The same logic can be applied to the treatment status which is influenced by the instrument. Considering the assignment to treatment used as instrument, one can be either assigned or not. For an assigned person we can observe whether she participates, but do not know what would she do had she been not assigned. Her potential treatment status given the different values of the instrument can be denoted by $D(0)$ and $D(1)$. In this framework, the compliers are those for whom $D(1) - D(0) = 1$: those who participate because the assignment, they participate if assigned $(D(1) = 1)$, but do not participate if not assigned $(D(0) = 0)$. In principle, there could be three other types of people: always-takers who take the treatment irrespective of their assignment $(D(1) = D(0) = 1)$, never takers who do not take the treatment irrespective of their assignment $(D(1) =D(0) = 0)$ and defiers who participate when not assigned but do not participate when assigned. Now we can formally give the assumptions which are needed for the identification of LATE (I denote the instrument by $Z$).

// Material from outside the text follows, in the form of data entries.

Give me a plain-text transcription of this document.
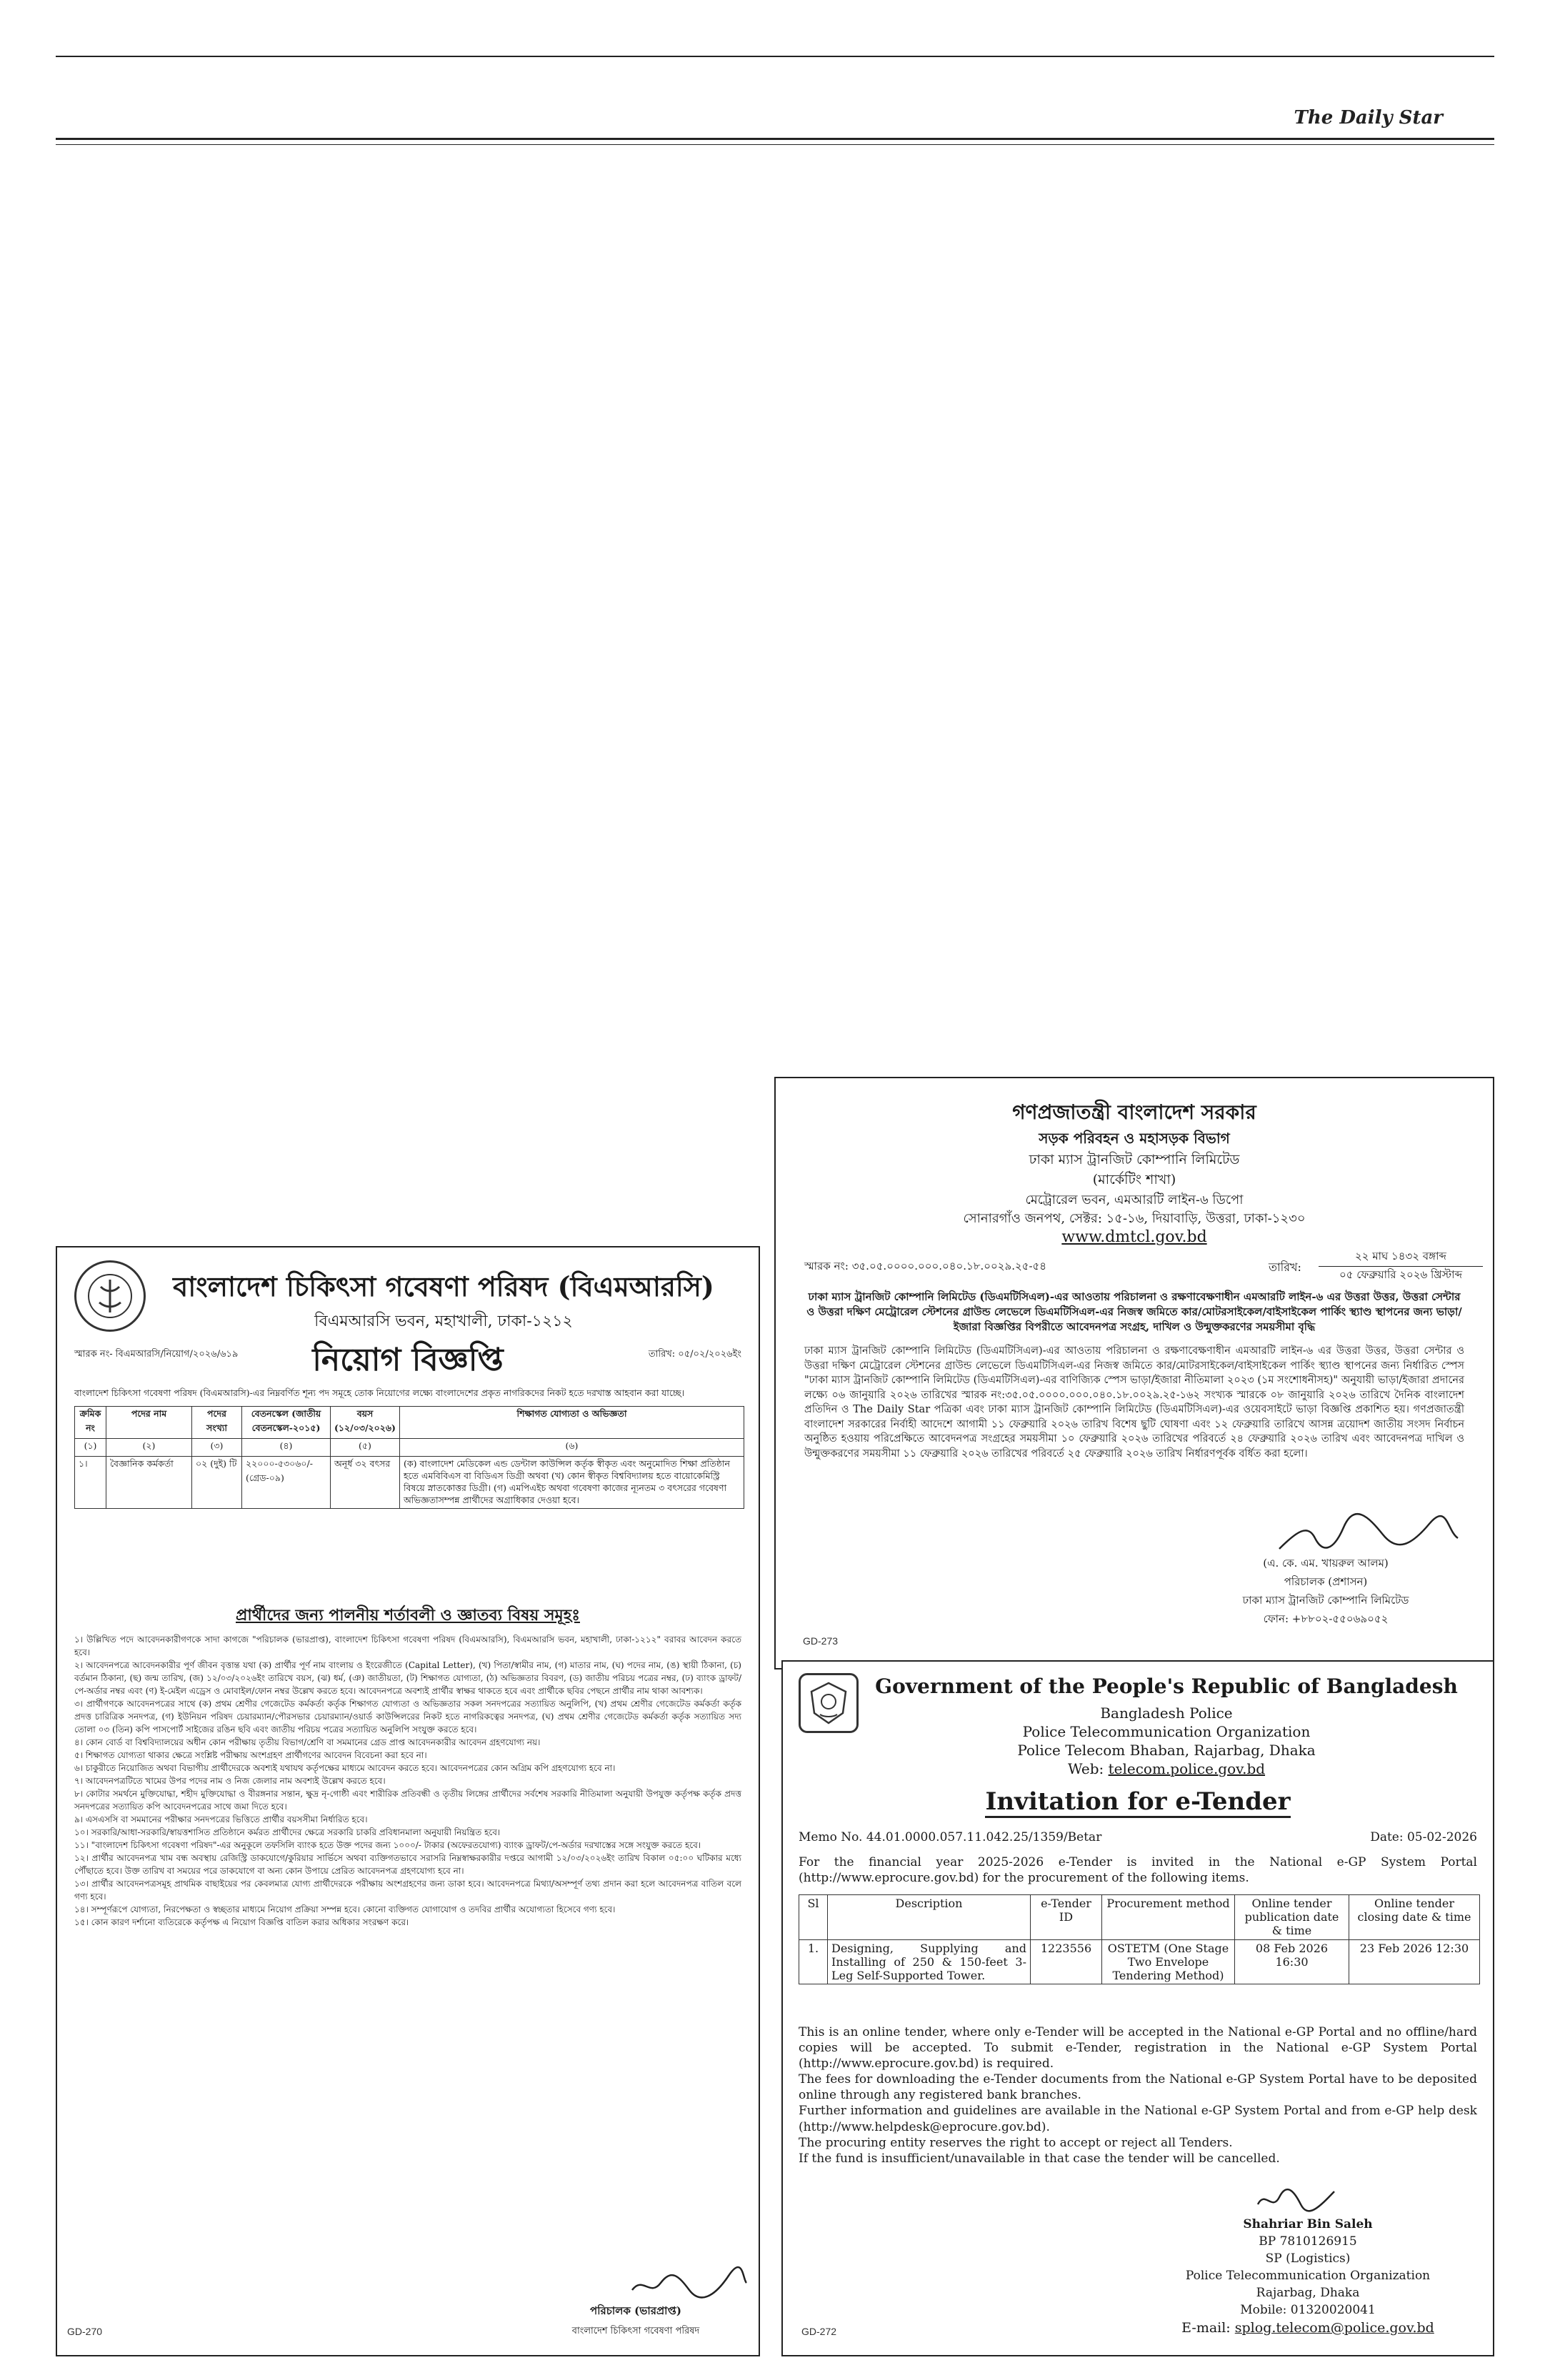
The Daily Star
গণপ্রজাতন্ত্রী বাংলাদেশ সরকার
সড়ক পরিবহন ও মহাসড়ক বিভাগ
ঢাকা ম্যাস ট্রানজিট কোম্পানি লিমিটেড
(মার্কেটিং শাখা)
মেট্রোরেল ভবন, এমআরটি লাইন-৬ ডিপো
সোনারগাঁও জনপথ, সেক্টর: ১৫-১৬, দিয়াবাড়ি, উত্তরা, ঢাকা-১২৩০
www.dmtcl.gov.bd
স্মারক নং: ৩৫.০৫.০০০০.০০০.০৪০.১৮.০০২৯.২৫-৫৪	তারিখ:
২২ মাঘ ১৪৩২ বঙ্গাব্দ
০৫ ফেব্রুয়ারি ২০২৬ খ্রিস্টাব্দ
ঢাকা ম্যাস ট্রানজিট কোম্পানি লিমিটেড (ডিএমটিসিএল)-এর আওতায় পরিচালনা ও রক্ষণাবেক্ষণাধীন এমআরটি লাইন-৬ এর উত্তরা উত্তর, উত্তরা সেন্টার ও উত্তরা দক্ষিণ মেট্রোরেল স্টেশনের গ্রাউন্ড লেভেলে ডিএমটিসিএল-এর নিজস্ব জমিতে কার/মোটরসাইকেল/বাইসাইকেল পার্কিং স্থ্যাণ্ড স্থাপনের জন্য ভাড়া/ইজারা বিজ্ঞপ্তির বিপরীতে আবেদনপত্র সংগ্রহ, দাখিল ও উন্মুক্তকরণের সময়সীমা বৃদ্ধি
ঢাকা ম্যাস ট্রানজিট কোম্পানি লিমিটেড (ডিএমটিসিএল)-এর আওতায় পরিচালনা ও রক্ষণাবেক্ষণাধীন এমআরটি লাইন-৬ এর উত্তরা উত্তর, উত্তরা সেন্টার ও উত্তরা দক্ষিণ মেট্রোরেল স্টেশনের গ্রাউন্ড লেভেলে ডিএমটিসিএল-এর নিজস্ব জমিতে কার/মোটরসাইকেল/বাইসাইকেল পার্কিং স্থ্যাণ্ড স্থাপনের জন্য নির্ধারিত স্পেস "ঢাকা ম্যাস ট্রানজিট কোম্পানি লিমিটেড (ডিএমটিসিএল)-এর বাণিজ্যিক স্পেস ভাড়া/ইজারা নীতিমালা ২০২৩ (১ম সংশোধনীসহ)" অনুযায়ী ভাড়া/ইজারা প্রদানের লক্ষ্যে ০৬ জানুয়ারি ২০২৬ তারিখের স্মারক নং:৩৫.০৫.০০০০.০০০.০৪০.১৮.০০২৯.২৫-১৬২ সংখ্যক স্মারকে ০৮ জানুয়ারি ২০২৬ তারিখে দৈনিক বাংলাদেশ প্রতিদিন ও The Daily Star পত্রিকা এবং ঢাকা ম্যাস ট্রানজিট কোম্পানি লিমিটেড (ডিএমটিসিএল)-এর ওয়েবসাইটে ভাড়া বিজ্ঞপ্তি প্রকাশিত হয়। গণপ্রজাতন্ত্রী বাংলাদেশ সরকারের নির্বাহী আদেশে আগামী ১১ ফেব্রুয়ারি ২০২৬ তারিখ বিশেষ ছুটি ঘোষণা এবং ১২ ফেব্রুয়ারি তারিখে আসন্ন ত্রয়োদশ জাতীয় সংসদ নির্বাচন অনুষ্ঠিত হওয়ায় পরিপ্রেক্ষিতে আবেদনপত্র সংগ্রহের সময়সীমা ১০ ফেব্রুয়ারি ২০২৬ তারিখের পরিবর্তে ২৪ ফেব্রুয়ারি ২০২৬ তারিখ এবং আবেদনপত্র দাখিল ও উন্মুক্তকরণের সময়সীমা ১১ ফেব্রুয়ারি ২০২৬ তারিখের পরিবর্তে ২৫ ফেব্রুয়ারি ২০২৬ তারিখ নির্ধারণপূর্বক বর্ধিত করা হলো।
(এ. কে. এম. খায়রুল আলম)
পরিচালক (প্রশাসন)
ঢাকা ম্যাস ট্রানজিট কোম্পানি লিমিটেড
ফোন: +৮৮০২-৫৫০৬৯০৫২
GD-273
বাংলাদেশ চিকিৎসা গবেষণা পরিষদ (বিএমআরসি)
বিএমআরসি ভবন, মহাখালী, ঢাকা-১২১২
স্মারক নং- বিএমআরসি/নিয়োগ/২০২৬/৬১৯	তারিখ: ০৫/০২/২০২৬ইং
নিয়োগ বিজ্ঞপ্তি
বাংলাদেশ চিকিৎসা গবেষণা পরিষদ (বিএমআরসি)-এর নিম্নবর্ণিত শূন্য পদ সমূহে তোক নিয়োগের লক্ষ্যে বাংলাদেশের প্রকৃত নাগরিকদের নিকট হতে দরখাস্ত আহবান করা যাচ্ছে।
ক্রমিক নং	পদের নাম	পদের সংখ্যা	বেতনস্কেল (জাতীয় বেতনস্কেল-২০১৫)	বয়স (১২/০৩/২০২৬)	শিক্ষাগত যোগ্যতা ও অভিজ্ঞতা
(১)	(২)	(৩)	(৪)	(৫)	(৬)
১।	বৈজ্ঞানিক কর্মকর্তা	০২ (দুই) টি	২২০০০-৫৩০৬০/- (গ্রেড-০৯)	অনূর্ধ ৩২ বৎসর	(ক) বাংলাদেশ মেডিকেল এন্ড ডেন্টাল কাউন্সিল কর্তৃক স্বীকৃত এবং অনুমোদিত শিক্ষা প্রতিষ্ঠান হতে এমবিবিএস বা বিডিএস ডিগ্রী অথবা (খ) কোন স্বীকৃত বিশ্ববিদ্যালয় হতে বায়োকেমিস্ট্রি বিষয়ে স্নাতকোত্তর ডিগ্রী। (গ) এমপিএইচ অথবা গবেষণা কাজের ন্যূনতম ৩ বৎসরের গবেষণা অভিজ্ঞতাসম্পন্ন প্রার্থীদের অগ্রাধিকার দেওয়া হবে।
প্রার্থীদের জন্য পালনীয় শর্তাবলী ও জ্ঞাতব্য বিষয় সমূহঃ
১। উল্লিখিত পদে আবেদনকারীগণকে সাদা কাগজে "পরিচালক (ভারপ্রাপ্ত), বাংলাদেশ চিকিৎসা গবেষণা পরিষদ (বিএমআরসি), বিএমআরসি ভবন, মহাখালী, ঢাকা-১২১২" বরাবর আবেদন করতে হবে।
২। আবেদনপত্রে আবেদনকারীর পূর্ণ জীবন বৃত্তান্ত যথা (ক) প্রার্থীর পূর্ণ নাম বাংলায় ও ইংরেজীতে (Capital Letter), (খ) পিতা/স্বামীর নাম, (গ) মাতার নাম, (ঘ) পদের নাম, (ঙ) স্থায়ী ঠিকানা, (চ) বর্তমান ঠিকানা, (ছ) জন্ম তারিখ, (জ) ১২/০৩/২০২৬ইং তারিখে বয়স, (ঝ) ধর্ম, (ঞ) জাতীয়তা, (ট) শিক্ষাগত যোগ্যতা, (ঠ) অভিজ্ঞতার বিবরণ, (ড) জাতীয় পরিচয় পত্রের নম্বর, (ঢ) ব্যাংক ড্রাফট/পে-অর্ডার নম্বর এবং (ণ) ই-মেইল এড্রেস ও মোবাইল/ফোন নম্বর উল্লেখ করতে হবে। আবেদনপত্রে অবশ্যই প্রার্থীর স্বাক্ষর থাকতে হবে এবং প্রার্থীকে ছবির পেছনে প্রার্থীর নাম থাকা আবশ্যক।
৩। প্রার্থীগণকে আবেদনপত্রের সাথে (ক) প্রথম শ্রেণীর গেজেটেড কর্মকর্তা কর্তৃক শিক্ষাগত যোগ্যতা ও অভিজ্ঞতার সকল সনদপত্রের সত্যায়িত অনুলিপি, (খ) প্রথম শ্রেণীর গেজেটেড কর্মকর্তা কর্তৃক প্রদত্ত চারিত্রিক সনদপত্র, (গ) ইউনিয়ন পরিষদ চেয়ারম্যান/পৌরসভার চেয়ারম্যান/ওয়ার্ড কাউন্সিলরের নিকট হতে নাগরিকত্বের সনদপত্র, (ঘ) প্রথম শ্রেণীর গেজেটেড কর্মকর্তা কর্তৃক সত্যায়িত সদ্য তোলা ০৩ (তিন) কপি পাসপোর্ট সাইজের রঙিন ছবি এবং জাতীয় পরিচয় পত্রের সত্যায়িত অনুলিপি সংযুক্ত করতে হবে।
৪। কোন বোর্ড বা বিশ্ববিদ্যালয়ের অধীন কোন পরীক্ষায় তৃতীয় বিভাগ/শ্রেণি বা সমমানের গ্রেড প্রাপ্ত আবেদনকারীর আবেদন গ্রহণযোগ্য নয়।
৫। শিক্ষাগত যোগ্যতা থাকার ক্ষেত্রে সংশ্লিষ্ট পরীক্ষায় অংশগ্রহণ প্রার্থীগণের আবেদন বিবেচনা করা হবে না।
৬। চাকুরীতে নিয়োজিত অথবা বিভাগীয় প্রার্থীদেরকে অবশ্যই যথাযথ কর্তৃপক্ষের মাধ্যমে আবেদন করতে হবে। আবেদনপত্রের কোন অগ্রিম কপি গ্রহণযোগ্য হবে না।
৭। আবেদনপত্রটিতে খামের উপর পদের নাম ও নিজ জেলার নাম অবশ্যই উল্লেখ করতে হবে।
৮। কোটার সমর্থনে মুক্তিযোদ্ধা, শহীদ মুক্তিযোদ্ধা ও বীরঙ্গনার সন্তান, ক্ষুদ্র নৃ-গোষ্ঠী এবং শারীরিক প্রতিবন্ধী ও তৃতীয় লিঙ্গের প্রার্থীদের সর্বশেষ সরকারি নীতিমালা অনুযায়ী উপযুক্ত কর্তৃপক্ষ কর্তৃক প্রদত্ত সনদপত্রের সত্যায়িত কপি আবেদনপত্রের সাথে জমা দিতে হবে।
৯। এসএসসি বা সমমানের পরীক্ষার সনদপত্রের ভিত্তিতে প্রার্থীর বয়সসীমা নির্ধারিত হবে।
১০। সরকারি/আধা-সরকারি/স্বায়ত্তশাসিত প্রতিষ্ঠানে কর্মরত প্রার্থীদের ক্ষেত্রে সরকারি চাকরি প্রবিধানমালা অনুযায়ী নিয়ন্ত্রিত হবে।
১১। "বাংলাদেশ চিকিৎসা গবেষণা পরিষদ"-এর অনুকূলে তফসিলি ব্যাংক হতে উক্ত পদের জন্য ১০০০/- টাকার (অফেরতযোগ্য) ব্যাংক ড্রাফট/পে-অর্ডার দরখাস্তের সঙ্গে সংযুক্ত করতে হবে।
১২। প্রার্থীর আবেদনপত্র খাম বন্ধ অবস্থায় রেজিস্ট্রি ডাকযোগে/কুরিয়ার সার্ভিসে অথবা ব্যক্তিগতভাবে সরাসরি নিম্নস্বাক্ষরকারীর দপ্তরে আগামী ১২/০৩/২০২৬ইং তারিখ বিকাল ০৫:০০ ঘটিকার মধ্যে পৌঁছাতে হবে। উক্ত তারিখ বা সময়ের পরে ডাকযোগে বা অন্য কোন উপায়ে প্রেরিত আবেদনপত্র গ্রহণযোগ্য হবে না।
১৩। প্রার্থীর আবেদনপত্রসমূহ প্রাথমিক বাছাইয়ের পর কেবলমাত্র যোগ্য প্রার্থীদেরকে পরীক্ষায় অংশগ্রহণের জন্য ডাকা হবে। আবেদনপত্রে মিথ্যা/অসম্পূর্ণ তথ্য প্রদান করা হলে আবেদনপত্র বাতিল বলে গণ্য হবে।
১৪। সম্পূর্ণরূপে যোগ্যতা, নিরপেক্ষতা ও স্বচ্ছতার মাধ্যমে নিয়োগ প্রক্রিয়া সম্পন্ন হবে। কোনো ব্যক্তিগত যোগাযোগ ও তদবির প্রার্থীর অযোগ্যতা হিসেবে গণ্য হবে।
১৫। কোন কারণ দর্শানো ব্যতিরেকে কর্তৃপক্ষ এ নিয়োগ বিজ্ঞপ্তি বাতিল করার অধিকার সংরক্ষণ করে।
পরিচালক (ভারপ্রাপ্ত)
বাংলাদেশ চিকিৎসা গবেষণা পরিষদ
GD-270
Government of the People's Republic of Bangladesh
Bangladesh Police
Police Telecommunication Organization
Police Telecom Bhaban, Rajarbag, Dhaka
Web: telecom.police.gov.bd
Invitation for e-Tender
Memo No. 44.01.0000.057.11.042.25/1359/Betar	Date: 05-02-2026
For the financial year 2025-2026 e-Tender is invited in the National e-GP System Portal (http://www.eprocure.gov.bd) for the procurement of the following items.
Sl	Description	e-Tender ID	Procurement method	Online tender publication date & time	Online tender closing date & time
1.	Designing, Supplying and Installing of 250 & 150-feet 3-Leg Self-Supported Tower.	1223556	OSTETM (One Stage Two Envelope Tendering Method)	08 Feb 2026 16:30	23 Feb 2026 12:30
This is an online tender, where only e-Tender will be accepted in the National e-GP Portal and no offline/hard copies will be accepted. To submit e-Tender, registration in the National e-GP System Portal (http://www.eprocure.gov.bd) is required.
The fees for downloading the e-Tender documents from the National e-GP System Portal have to be deposited online through any registered bank branches.
Further information and guidelines are available in the National e-GP System Portal and from e-GP help desk (http://www.helpdesk@eprocure.gov.bd).
The procuring entity reserves the right to accept or reject all Tenders.
If the fund is insufficient/unavailable in that case the tender will be cancelled.
Shahriar Bin Saleh
BP 7810126915
SP (Logistics)
Police Telecommunication Organization
Rajarbag, Dhaka
Mobile: 01320020041
E-mail: splog.telecom@police.gov.bd
GD-272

$Z \perp D(0), D(1), Y(0), Y(1)$ -- The instrument is independent of the potential outcomes ("as good as random"). The instrument is valid.
$\P[D=1 | Z=1] \neq \P[D=1 | Z = 0]$ -- The instrument does influence the treatment status, that is there are at least some compliers. The instrument is relevant.
$D(1) \geq D(0)$ -- There are no defiers.

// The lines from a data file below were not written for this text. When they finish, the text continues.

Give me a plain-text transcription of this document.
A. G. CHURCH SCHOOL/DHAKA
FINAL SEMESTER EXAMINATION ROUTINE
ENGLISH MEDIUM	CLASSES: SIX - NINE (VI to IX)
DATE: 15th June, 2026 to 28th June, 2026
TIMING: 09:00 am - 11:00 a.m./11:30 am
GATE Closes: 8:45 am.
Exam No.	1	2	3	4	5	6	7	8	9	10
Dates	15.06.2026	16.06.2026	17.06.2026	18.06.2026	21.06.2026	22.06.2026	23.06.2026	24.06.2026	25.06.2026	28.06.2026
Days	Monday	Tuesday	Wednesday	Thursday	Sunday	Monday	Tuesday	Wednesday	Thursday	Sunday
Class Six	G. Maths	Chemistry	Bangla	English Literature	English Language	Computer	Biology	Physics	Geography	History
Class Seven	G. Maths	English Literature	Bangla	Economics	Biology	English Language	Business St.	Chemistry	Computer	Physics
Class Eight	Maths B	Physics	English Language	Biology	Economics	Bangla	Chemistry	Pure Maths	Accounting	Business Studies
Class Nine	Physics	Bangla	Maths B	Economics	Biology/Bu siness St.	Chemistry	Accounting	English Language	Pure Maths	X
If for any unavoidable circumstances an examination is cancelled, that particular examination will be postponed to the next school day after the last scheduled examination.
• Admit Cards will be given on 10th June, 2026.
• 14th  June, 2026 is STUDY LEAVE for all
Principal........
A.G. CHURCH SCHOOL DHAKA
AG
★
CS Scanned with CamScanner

The first two assumptions are standard IV assumptions. The third one is new but usually a much less restrictive assumption than the homogeneity of the treatment effect. If these assumptions hold, one can derive that the classical IV estimator identifies LATE. In our training example where the instrument is binary the resulting estimator collapses to the so called Wald estimator:

$$LATE = \E[Y(1) - Y(0)|D(1) - D(0) = 1] = \frac{\E[Y|Z=1] - \E[Y|Z=0]}{\P[D=1 | Z=1] - \P[D=1 | Z=0]}$$

Intuitively, this formula says the following. There are two subgroups of people: those who were assigned $(Z = 1)$ and those who were not $(Z = 0)$. As the assignment is random regarding the potential outcomes two results follow: (1) both subgroups have the same distribution of types regarding their potential treatments (compliers, always-takers and never-takers), and (2) both subgroups have the same distribution of potential outcomes. Therefore, if we see any difference between the outcomes of the subgroups, this difference could be only due to the fact that in the assigned group compliers realized $Y(1)$ and in the non-assigned group compliers realized $Y(0)$. That is the difference in the average outcomes shows the effect of the program on the compliers. One should just adjust by the ratio of compliers to get LATE.

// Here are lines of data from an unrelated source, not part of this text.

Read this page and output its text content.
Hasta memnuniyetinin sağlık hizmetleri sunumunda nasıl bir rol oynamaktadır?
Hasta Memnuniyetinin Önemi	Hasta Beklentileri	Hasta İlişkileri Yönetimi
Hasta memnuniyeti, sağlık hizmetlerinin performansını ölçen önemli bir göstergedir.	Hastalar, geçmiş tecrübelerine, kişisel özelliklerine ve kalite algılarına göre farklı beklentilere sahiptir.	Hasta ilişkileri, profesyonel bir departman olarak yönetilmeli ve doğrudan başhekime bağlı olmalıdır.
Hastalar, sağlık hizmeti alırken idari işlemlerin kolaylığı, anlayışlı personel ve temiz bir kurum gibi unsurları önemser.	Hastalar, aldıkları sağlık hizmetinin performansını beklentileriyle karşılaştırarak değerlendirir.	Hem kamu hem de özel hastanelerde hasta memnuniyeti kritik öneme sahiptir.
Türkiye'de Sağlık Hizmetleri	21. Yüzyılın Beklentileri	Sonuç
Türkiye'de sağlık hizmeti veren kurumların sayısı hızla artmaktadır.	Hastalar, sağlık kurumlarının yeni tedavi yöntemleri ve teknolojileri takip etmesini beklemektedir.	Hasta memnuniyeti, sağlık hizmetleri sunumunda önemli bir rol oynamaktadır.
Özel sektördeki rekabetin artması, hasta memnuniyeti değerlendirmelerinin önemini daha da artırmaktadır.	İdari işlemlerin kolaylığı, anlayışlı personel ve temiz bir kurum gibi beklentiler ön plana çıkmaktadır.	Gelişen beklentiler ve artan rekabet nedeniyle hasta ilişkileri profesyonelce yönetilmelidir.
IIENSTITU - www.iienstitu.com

The program evaluation language extends naturally to other setups as well. Let us consider the example of returns to schooling. $Y(1)$ expresses the potential wage of the individual if she goes to college and $Y(0)$ stands for the potential wage of the individual if she does not go to college. $D(1)$ says whether the individual goes to college if she lives close to a college and $D(0)$ expresses whether the individual goes to college if she lives far from a college. The IV estimator gives us the returns to schooling for those who went to college because of living close to a college.

Long story short

Classical IV estimator most often identifies LATE: average treatment effect on the complier population. Complier population consists of those who take up the treatment because of the instrument.
If treatment effect is heterogeneous, LATE differs from ATE or ATET.
Statistical intuition: When using IV, we partial out variation in the dependent variable $x$ which is not due to the instrument $z$. So any correlation between the outcome $y$ and the partialled out $x$ shows the correlation for those units where $x$ varies because of $z$.
The potential outcomes framework makes thinking about causality easier.
As instrument is random regarding the potential outcomes, the subgroups defined by the instrument should be the same in terms of their potential outcome distributions.
If we see any difference in the average outcomes of the subgroups, this could be due only to different take up rates, showing the effect of the program. One should only scale by the difference of the take up rates to get LATE.